Cruz-Diez travaille pour la publicité et le journalisme avant de devenir directeur adjoint des Beaux-Arts de Caracas, où il a fait ses études. Il se fixe à Paris en 1960.

   Ses premiers travaux attestent un intérêt pour le mouvement, avec des reliefs manipulables (1954), mais c'est la couleur, et ses vibrations, qui se place au centre de son œuvre par des séries d'expérimentations étendant au terrain de la sculpture, de l'installation, de l'architecture et de l'urbanisme, l'étude de la couleur qui, depuis Chevreul et les néo-impressionnistes, est l'objet de rigoureuses recherches.

   En 1959, il réalise sa première Physiochromie ; des lames colorées perpendiculaires à la surface en modifient les couleurs par ricochet et créent une impression de rayonnement chromatique variant avec les angles de vue du spectateur, le canevas géométrique ou les différenciations de plans introduits dans l'œuvre. À partir de 1965 apparaissent deux nouvelles séries. Les Chromo-interférences, où le croisement de trames de lignes parallèles sous l'effet d'un mouvement (virtuel, mécanique, physique) produit des effets de moiré et des couleurs résultantes. Les Transchromies, où des lamelles transparentes, filtrant certaines couleurs, perturbent la vision du réel à travers elles. Vers 1968, Cruz-Diez propose deux types de Chromosaturations : habitacles de couleur pure ou de lamelles qui, avec leurs interstices, distinguent la perception d'une couleur et de sa complémentaire. En 1975, c'est le Chromoprisme aléatoire, colonne lumineuse dont la couleur se modifie selon les déplacements des spectateurs(Physiochromie n° 1252, 1989). Cruz-Diez a participé à toutes les manifestations importantes de l'Art cinétique, il a produit depuis 1967 de nombreuses réalisations architecturales ; une rétrospective a eu lieu au M. A. E. de Caracas en 1981 et ses œuvres récentes ont été présentées à Paris (gal. Denise René) en 1994.

Cruz (Diego de la)

Peintre espagnol (Castille fin du XVe s.).

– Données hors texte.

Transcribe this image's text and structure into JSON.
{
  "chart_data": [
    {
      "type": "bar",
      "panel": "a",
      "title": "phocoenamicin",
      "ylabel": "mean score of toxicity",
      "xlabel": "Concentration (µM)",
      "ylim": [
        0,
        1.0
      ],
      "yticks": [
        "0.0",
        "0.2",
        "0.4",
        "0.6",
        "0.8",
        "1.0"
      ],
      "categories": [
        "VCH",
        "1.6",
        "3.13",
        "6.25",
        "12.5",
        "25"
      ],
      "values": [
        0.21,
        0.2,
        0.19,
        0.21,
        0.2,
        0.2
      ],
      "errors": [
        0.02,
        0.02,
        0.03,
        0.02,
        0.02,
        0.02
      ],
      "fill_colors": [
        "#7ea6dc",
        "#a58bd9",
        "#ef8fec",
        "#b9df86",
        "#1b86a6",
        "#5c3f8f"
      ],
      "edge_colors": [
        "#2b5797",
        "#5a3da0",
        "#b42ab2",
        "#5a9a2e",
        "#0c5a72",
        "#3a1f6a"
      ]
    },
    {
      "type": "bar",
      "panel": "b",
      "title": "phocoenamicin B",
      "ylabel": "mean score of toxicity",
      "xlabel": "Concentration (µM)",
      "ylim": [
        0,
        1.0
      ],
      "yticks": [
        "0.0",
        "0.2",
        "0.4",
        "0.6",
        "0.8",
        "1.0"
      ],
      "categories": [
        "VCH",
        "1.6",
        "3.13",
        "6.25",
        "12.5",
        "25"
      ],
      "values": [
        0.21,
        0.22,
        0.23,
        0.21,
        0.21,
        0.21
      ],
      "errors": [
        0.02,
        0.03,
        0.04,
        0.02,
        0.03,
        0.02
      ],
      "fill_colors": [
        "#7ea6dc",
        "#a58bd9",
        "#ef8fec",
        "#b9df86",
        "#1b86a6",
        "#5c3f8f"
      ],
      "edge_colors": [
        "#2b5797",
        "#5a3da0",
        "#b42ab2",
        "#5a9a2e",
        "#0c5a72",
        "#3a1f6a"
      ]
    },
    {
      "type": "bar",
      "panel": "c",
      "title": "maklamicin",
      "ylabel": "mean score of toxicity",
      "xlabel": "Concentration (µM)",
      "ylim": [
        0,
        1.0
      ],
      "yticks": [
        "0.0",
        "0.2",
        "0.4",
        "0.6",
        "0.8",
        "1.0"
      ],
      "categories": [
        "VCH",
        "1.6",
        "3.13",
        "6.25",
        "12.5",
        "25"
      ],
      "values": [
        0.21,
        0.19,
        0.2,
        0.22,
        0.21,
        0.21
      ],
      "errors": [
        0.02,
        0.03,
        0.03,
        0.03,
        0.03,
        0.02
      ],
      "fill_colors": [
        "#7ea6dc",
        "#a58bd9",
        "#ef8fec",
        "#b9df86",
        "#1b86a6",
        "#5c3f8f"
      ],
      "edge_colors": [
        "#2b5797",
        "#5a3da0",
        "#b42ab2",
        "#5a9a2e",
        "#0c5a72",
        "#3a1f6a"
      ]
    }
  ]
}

Des documents datés entre 1482 et 1499 attestent son activité dans la région de Burgos et de Valladolid et sa collaboration de plus de dix ans avec le sculpteur Gil de Siloé. Autour du Christ de Pitié entre la Vierge et saint Jean (Prado) signé " Diego de la + " et le Saint François recevant les stigmates (Burgos, église S. Esteban), payé à l'artiste en 1487 et 1489, ont été regroupées certaines œuvres qui lui sont attribuées, comme le Christ de pitié entre deux anges (collégiale de Covarrubias) et la Messe de saint Grégoire (Barcelone, coll. Torello). Elles témoignent d'une parfaite connaissance des maîtres flamands et laissent supposer que cet artiste était d'origine flamande. Si les compositions dérivent le plus souvent de R. Van der Weyden, comme celle du Triptyque de l'Épiphanie (cathédrale de Burgos), le canon plus trapu des personnages, le modelé plus vigoureux et le réalisme des visages indiquent une progressive hispanisation des modèles, qui est notable dans le Christ de pitié entre David et Jérémie (Barcelone, coll. part.), le Christ de pitié (musée de Bilbao), l'Annonciation et Saint Jean-Baptiste (Prado). Certains historiens ont pensé qu'il a collaboré au Retable des Rois Catholiques, aujourd'hui dispersé dans plusieurs musées nord-américains : 4 scènes parmi les 6 de cet ensemble lui ont été attribuées : l'Annonciation et la Nativité (San Francisco, De Young Memorial Museum), la Visitation (Tucson University) et l'Épiphanie (musée de Denver). Les écussons ornant certains panneaux peuvent indiquer que ce retable a été exécuté en 1496 et 1497, au moment du mariage de deux des enfants des Rois Catholiques avec les héritiers des maisons d'Autriche et de Flandres.